The time in which we did homestay was one of the highlights of the trip. Not only was I given a personal tour of some parts in Japan, I got to meet an amazing and extremely welcoming family. I’m thankful that they were so open to the idea of having me stay over at their house and spend two days with me doing whatever we wanted to do. I had a lot of fun with my host family, and they were very interested in American culture. Because of this, they wanted me to teach them a little bit of English, and for the rest of my time with them they would use the English words I taught them in the middle of their Japanese sentences.
Everything planned in the program had a purpose, whether it was learning more about Japanese culture or language, getting to know the other students in the program, or visiting and spending time with Japanese people to make new friendships. The memories I made during the JET Memorial Invitation Program are some of my best.

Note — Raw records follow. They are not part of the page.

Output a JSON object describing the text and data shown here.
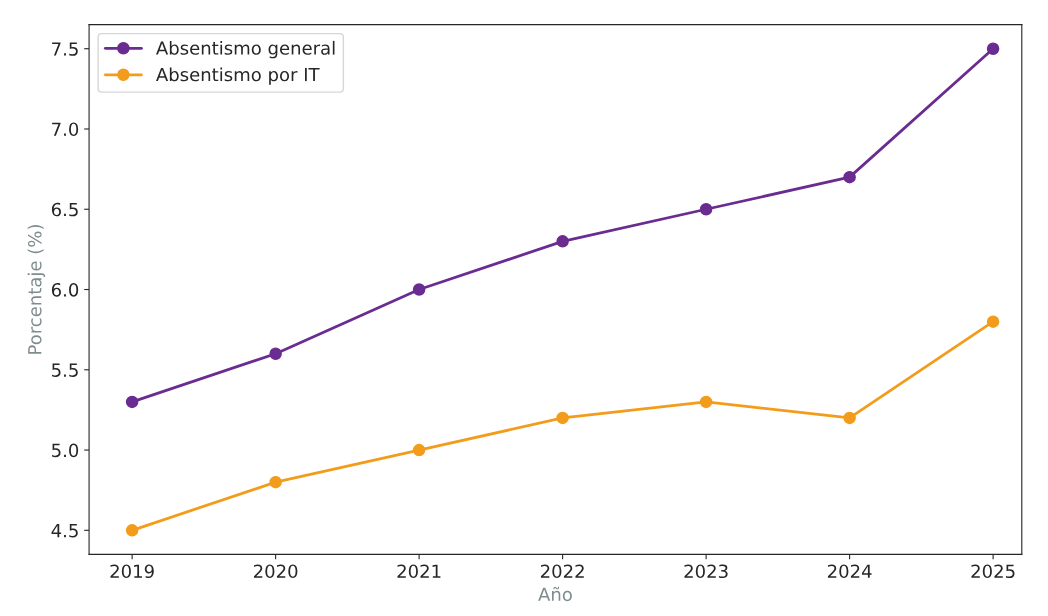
{
  "chart_data": {
    "type": "line",
    "x": [
      2019,
      2020,
      2021,
      2022,
      2023,
      2024,
      2025
    ],
    "series": [
      {
        "name": "Absentismo general",
        "color": "#6a2c91",
        "values": [
          5.3,
          5.6,
          6.0,
          6.3,
          6.5,
          6.7,
          7.5
        ]
      },
      {
        "name": "Absentismo por IT",
        "color": "#f39c1b",
        "values": [
          4.5,
          4.8,
          5.0,
          5.2,
          5.3,
          5.2,
          5.8
        ]
      }
    ],
    "xlabel": "Año",
    "ylabel": "Porcentaje (%)",
    "xlim": [
      2018.7,
      2025.2
    ],
    "xticks": [
      2019,
      2020,
      2021,
      2022,
      2023,
      2024,
      2025
    ],
    "ylim": [
      4.35,
      7.65
    ],
    "yticks": [
      {
        "value": 4.5,
        "label": "4.5"
      },
      {
        "value": 5.0,
        "label": "5.0"
      },
      {
        "value": 5.5,
        "label": "5.5"
      },
      {
        "value": 6.0,
        "label": "6.0"
      },
      {
        "value": 6.5,
        "label": "6.5"
      },
      {
        "value": 7.0,
        "label": "7.0"
      },
      {
        "value": 7.5,
        "label": "7.5"
      }
    ],
    "marker": "circle",
    "line_style": "solid",
    "legend": "top left",
    "grid": false
  }
}
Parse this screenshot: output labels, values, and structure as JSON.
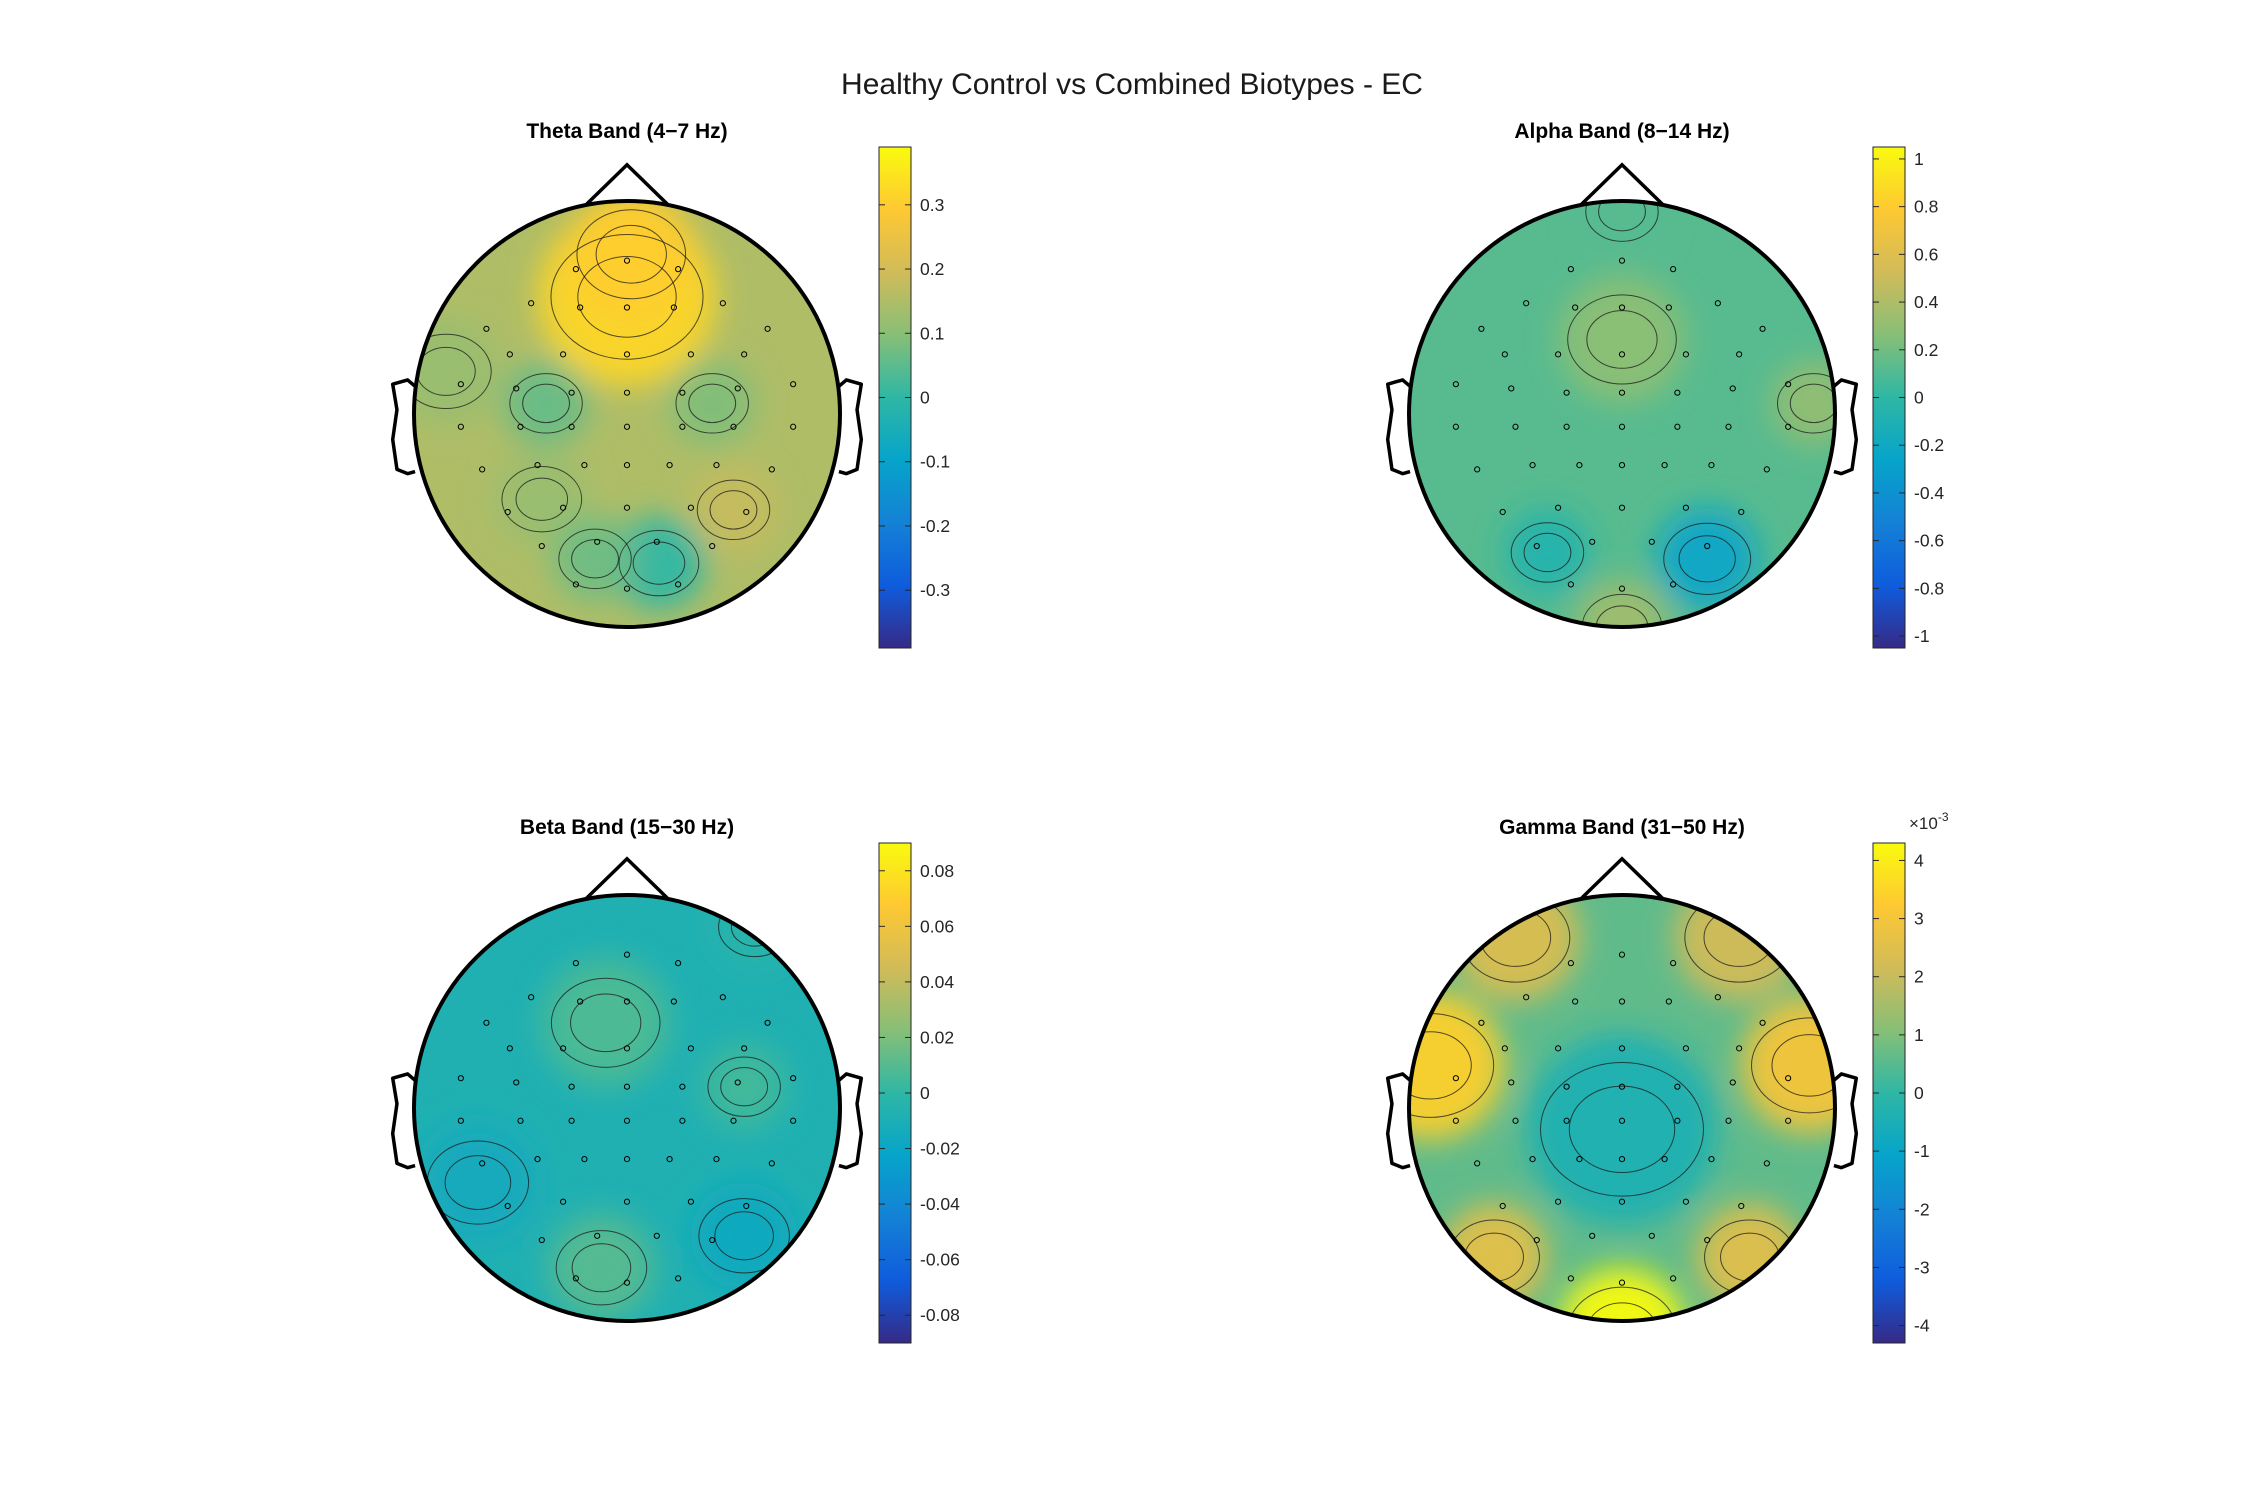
{
  "figure": {
    "title": "Healthy Control vs Combined Biotypes - EC"
  },
  "colors": {
    "parula": [
      "#352a87",
      "#0f5cdd",
      "#1481d6",
      "#06a4ca",
      "#2eb7a4",
      "#87bf77",
      "#d1bb59",
      "#fec832",
      "#f9fb0e"
    ]
  },
  "chart_data": [
    {
      "type": "heatmap",
      "subtype": "topographic-scalp-map",
      "title": "Theta Band (4−7 Hz)",
      "clim": [
        -0.39,
        0.39
      ],
      "colorbar_ticks": [
        0.3,
        0.2,
        0.1,
        0,
        -0.1,
        -0.2,
        -0.3
      ],
      "colorbar_tick_labels": [
        "0.3",
        "0.2",
        "0.1",
        "0",
        "-0.1",
        "-0.2",
        "-0.3"
      ],
      "colorbar_exponent": "",
      "background_value": 0.15,
      "blobs": [
        {
          "x": 0.0,
          "y": 0.55,
          "value": 0.32,
          "radius": 0.42
        },
        {
          "x": 0.02,
          "y": 0.75,
          "value": 0.3,
          "radius": 0.3
        },
        {
          "x": -0.38,
          "y": 0.05,
          "value": 0.06,
          "radius": 0.2
        },
        {
          "x": 0.4,
          "y": 0.05,
          "value": 0.09,
          "radius": 0.2
        },
        {
          "x": -0.4,
          "y": -0.4,
          "value": 0.12,
          "radius": 0.22
        },
        {
          "x": 0.15,
          "y": -0.7,
          "value": 0.0,
          "radius": 0.22
        },
        {
          "x": -0.15,
          "y": -0.68,
          "value": 0.07,
          "radius": 0.2
        },
        {
          "x": 0.5,
          "y": -0.45,
          "value": 0.18,
          "radius": 0.2
        },
        {
          "x": -0.85,
          "y": 0.2,
          "value": 0.12,
          "radius": 0.25
        }
      ]
    },
    {
      "type": "heatmap",
      "subtype": "topographic-scalp-map",
      "title": "Alpha Band (8−14 Hz)",
      "clim": [
        -1.05,
        1.05
      ],
      "colorbar_ticks": [
        1,
        0.8,
        0.6,
        0.4,
        0.2,
        0,
        -0.2,
        -0.4,
        -0.6,
        -0.8,
        -1
      ],
      "colorbar_tick_labels": [
        "1",
        "0.8",
        "0.6",
        "0.4",
        "0.2",
        "0",
        "-0.2",
        "-0.4",
        "-0.6",
        "-0.8",
        "-1"
      ],
      "colorbar_exponent": "",
      "background_value": 0.12,
      "blobs": [
        {
          "x": 0.0,
          "y": 0.35,
          "value": 0.28,
          "radius": 0.3
        },
        {
          "x": 0.9,
          "y": 0.05,
          "value": 0.3,
          "radius": 0.2
        },
        {
          "x": 0.4,
          "y": -0.68,
          "value": -0.25,
          "radius": 0.24
        },
        {
          "x": -0.35,
          "y": -0.65,
          "value": -0.06,
          "radius": 0.2
        },
        {
          "x": 0.0,
          "y": -1.0,
          "value": 0.35,
          "radius": 0.22
        },
        {
          "x": 0.0,
          "y": 0.95,
          "value": 0.12,
          "radius": 0.2
        }
      ]
    },
    {
      "type": "heatmap",
      "subtype": "topographic-scalp-map",
      "title": "Beta Band (15−30 Hz)",
      "clim": [
        -0.09,
        0.09
      ],
      "colorbar_ticks": [
        0.08,
        0.06,
        0.04,
        0.02,
        0,
        -0.02,
        -0.04,
        -0.06,
        -0.08
      ],
      "colorbar_tick_labels": [
        "0.08",
        "0.06",
        "0.04",
        "0.02",
        "0",
        "-0.02",
        "-0.04",
        "-0.06",
        "-0.08"
      ],
      "colorbar_exponent": "",
      "background_value": -0.008,
      "blobs": [
        {
          "x": -0.1,
          "y": 0.4,
          "value": 0.008,
          "radius": 0.3
        },
        {
          "x": -0.12,
          "y": -0.75,
          "value": 0.01,
          "radius": 0.25
        },
        {
          "x": 0.55,
          "y": 0.1,
          "value": 0.005,
          "radius": 0.2
        },
        {
          "x": -0.7,
          "y": -0.35,
          "value": -0.015,
          "radius": 0.28
        },
        {
          "x": 0.55,
          "y": -0.6,
          "value": -0.016,
          "radius": 0.25
        },
        {
          "x": 0.6,
          "y": 0.85,
          "value": -0.004,
          "radius": 0.2
        }
      ]
    },
    {
      "type": "heatmap",
      "subtype": "topographic-scalp-map",
      "title": "Gamma Band (31−50 Hz)",
      "clim": [
        -4.3,
        4.3
      ],
      "colorbar_ticks": [
        4,
        3,
        2,
        1,
        0,
        -1,
        -2,
        -3,
        -4
      ],
      "colorbar_tick_labels": [
        "4",
        "3",
        "2",
        "1",
        "0",
        "-1",
        "-2",
        "-3",
        "-4"
      ],
      "colorbar_exponent": "-3",
      "background_value": 0.6,
      "blobs": [
        {
          "x": -0.9,
          "y": 0.2,
          "value": 3.4,
          "radius": 0.35
        },
        {
          "x": 0.88,
          "y": 0.2,
          "value": 3.0,
          "radius": 0.32
        },
        {
          "x": -0.5,
          "y": 0.8,
          "value": 2.4,
          "radius": 0.3
        },
        {
          "x": 0.55,
          "y": 0.8,
          "value": 2.2,
          "radius": 0.3
        },
        {
          "x": 0.0,
          "y": -1.05,
          "value": 4.5,
          "radius": 0.3
        },
        {
          "x": -0.6,
          "y": -0.7,
          "value": 2.6,
          "radius": 0.25
        },
        {
          "x": 0.6,
          "y": -0.7,
          "value": 2.5,
          "radius": 0.25
        },
        {
          "x": 0.0,
          "y": -0.1,
          "value": -0.4,
          "radius": 0.45
        }
      ]
    }
  ]
}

To Taylor Anderson and Montgomery Dickson, words cannot express how thankful I am for the efforts both of you put forth to bring together two countries. Throughout the program, it was clear that both of you made a lasting impression on the people of Japan. They truly appreciate everything that you had done for them, and everyone appreciates the amazing examples you have both made for the future generations to come. What you did in Japan transcended just teaching English to Japanese students. You both forged strong bonds between the U.S. and Japan, which is something I aspire to do in the future as well.
Nippon Through My Eyes Photo Submission
“We’re Always Here for You”
The amount of support that Japan has for each other seen on the blackboard was extremely moving, and is what I would like to see in the future for the relationship between the Japan and the U.S.